Ein Jude, der die NSDAP finanziert. Ein Nazi-Propagandist, der behauptet, jüdische Witze seien für Arier unverständlich und der sie doch im Kampf gegen das Judentum einsetzen will. In seinem Buch „Vom jüdischen Witz zum Judenwitz“ analysiert Louis Kaplan die Ironien und Paradoxien der Geschichte des jüdischen Witzes und des Judenwitzes.
Von Tobias Lehmkuhl
Die Vermutung, dass sich der jüdische Witz von dem anderer Völker unterscheidet, ist nicht neu. Bereits 1810 gab Solomon Ascher ein Buch namens Der Judenfreund oder Auserlesene Anekdoten, Schwänke und Einfälle von den Kindern Israels heraus. Ein jüdisches Witzbuch aus napoleonischer Zeit also. Und wenn es Louis Kaplan, Professor für Geschichte und Theorie der Fotografie und Neuen Medien an der Universität Toronto, in seiner Studie über den jüdischen Witz konsequent vermeidet, aus seinem Gegenstand humoristisch Kapital zu schlagen, wollen wir doch eingangs ein Beispiel für ebendiesen Gegenstand anführen:
„Zwei polnische Juden verließen ihr Heimatdorf, um ihr Glück im Westen zu suchen. In Berlin angekommen, sagte der eine, er sei weit genug gefahren, doch der andere wollte weiter nach Paris. Da ihm dazu die Mittel fehlten, flehte er seinen Freund an, ihm hundert Mark zu leihen, und versprach, er würde sie mit Zinseszins zurückzahlen, sobald er sein erstes Geld verdiente. Es erübrigt sich zu sagen, dass er das Geld nicht zurücksandte, auch nicht ohne Zinsen. Zehn Jahre später wurde der, der in Berlin geblieben war, von seinem Dienstherrn nach Paris geschickt und staunte nicht schlecht, als er hörte, dass sein alter Freund ein sehr erfolgreicher Börsenmakler geworden war. Er ging also zu ihm und sagte: ‚Hör mal, Itzik, ich bin immer noch ein armer Mann, und du sollst sehr reich sein. Warum hast du mir meine hundert Mark nie zurückbezahlt?‘ ‚Quoi?‘ entrüstete sich der andere plötzlich auf Französisch. ‚Dir zurückzahlen? Erst müsst ihr Deutschen uns Alsace-Lorraine zurückgeben!‘“
Witze kamen freilich nicht erst 1810 ins Buch. Eines der Gründungsdokumente der europäischen Literatur ist das vor Witz geradezu platzende Werk des François Rabelais, Gargantua und Pantagruel. Diesem fünfbändigen Roman des frühen 16. Jahrhunderts widmete Michail Bachtin seine 1940 entstandene epochale Studie Rabelais und seine Welt. Volkskultur als Gegenkultur. Sie ist neben Sigmund Freuds Abhandlung Der Witz und seine Beziehung zum Unbewussten die bedeutendste Arbeit über Funktionen und Ausformungen menschlicher Komik. Im Untertitel von Bachtins Studie, Volkskultur als Gegenkultur, klingt schon das subversive Element des Witzes an.

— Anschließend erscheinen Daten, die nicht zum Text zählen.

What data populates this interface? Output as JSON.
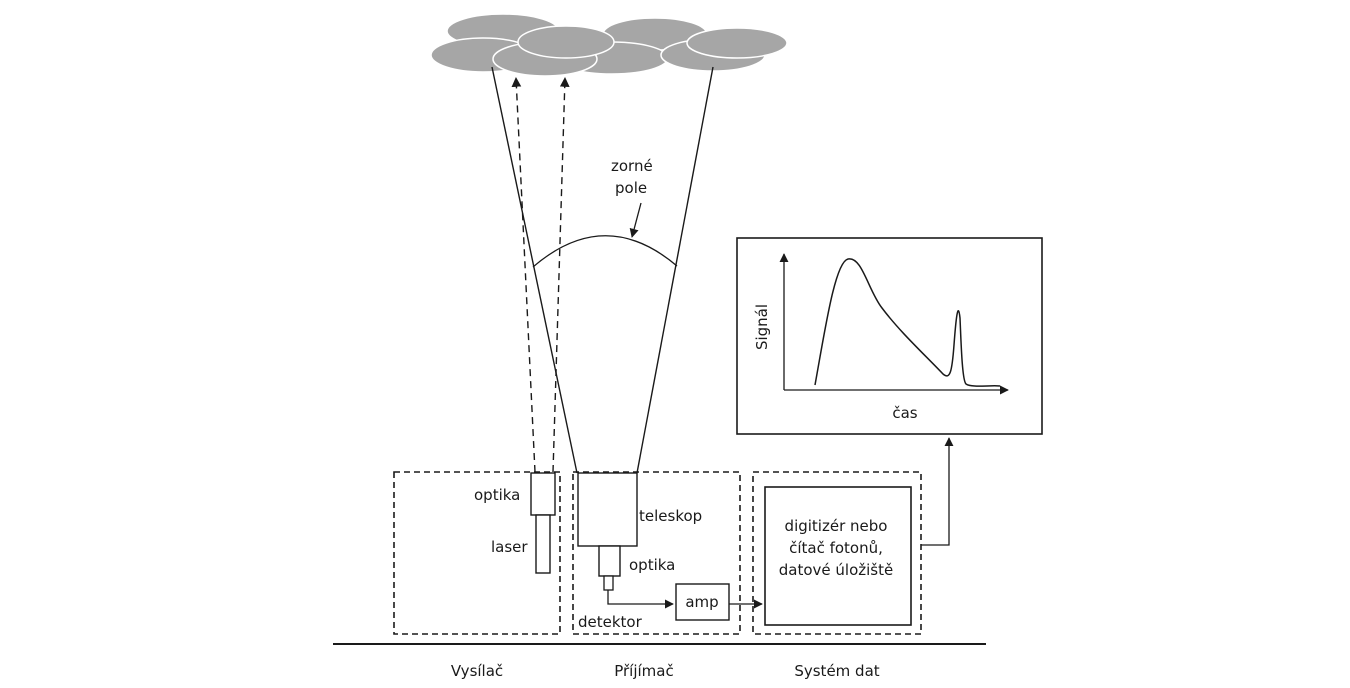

Nun liegt die Besonderheit des jüdischen Witzes gerade darin, dass er sich auf einer bestimmten Ebene gegen den Sprecher selbst richtet. Schon im 19. Jahrhundert hat man die Selbstironie als ein Alleinstellungsmerkmal des jüdischen Witzes ausgemacht, die Art und Weise, wie er vermeintliche jüdische Eigenheiten auf die Schippe nimmt. Das hat leider den Nachteil, dass es sich gegen den Witzerzähler selbst richten kann. Die jüdische Selbstironie wird in den Händen der Antisemiten zur Waffe.
Ernste Sache
„Witze und Propaganda wurden immer schon so begriffen, dass sie die strategische Sprache der Kriegsführung als zu mobilisierende Waffe einsetzen, und beiden ist hinsichtlich dessen, wie sie operieren und fluktuieren, eine bestimmte Art von Mobilität gemein. Für die Mobilisierung des jüdischen Witzes als totalitäre Propagandawaffe gelangte eine zweischneidige Strategie zur Anwendung: sie persiflierte und verspottete den jüdischen Feind und nahm den Witz gleichzeitig allzu ernst“, schreibt Kaplan und erzählt in sechs Kapiteln, in deren Mittelpunkt jeweils eine andere Person steht, von dieser Janusköpfigkeit des jüdischen Witzes.
Er beleuchtet, welche Rolle der Witz in den kulturellen Konflikten um jüdische Identität vor allem in den 1920er und 1930er Jahren gespielt hat. Sein Buch ist also alles andere als ein Witzbuch. Es macht überdies anschaulich, was für eine ernste Sache der jüdische Witz im 20. Jahrhundert mitunter war und auch heute noch sein kann. Kaplan zeigt unter anderem, wie die „Wendigkeit“ des jüdischen Witzes gegen den „geradlinigen“ deutschen Humor ausgespielt wurde. Bevor jedoch die Nazis die Selbstironie des jüdischen Witzes in ihrem Sinne instrumentalisierten, erkannten jüdische Intellektuelle die Gefahr, die im jüdischen Witz lag.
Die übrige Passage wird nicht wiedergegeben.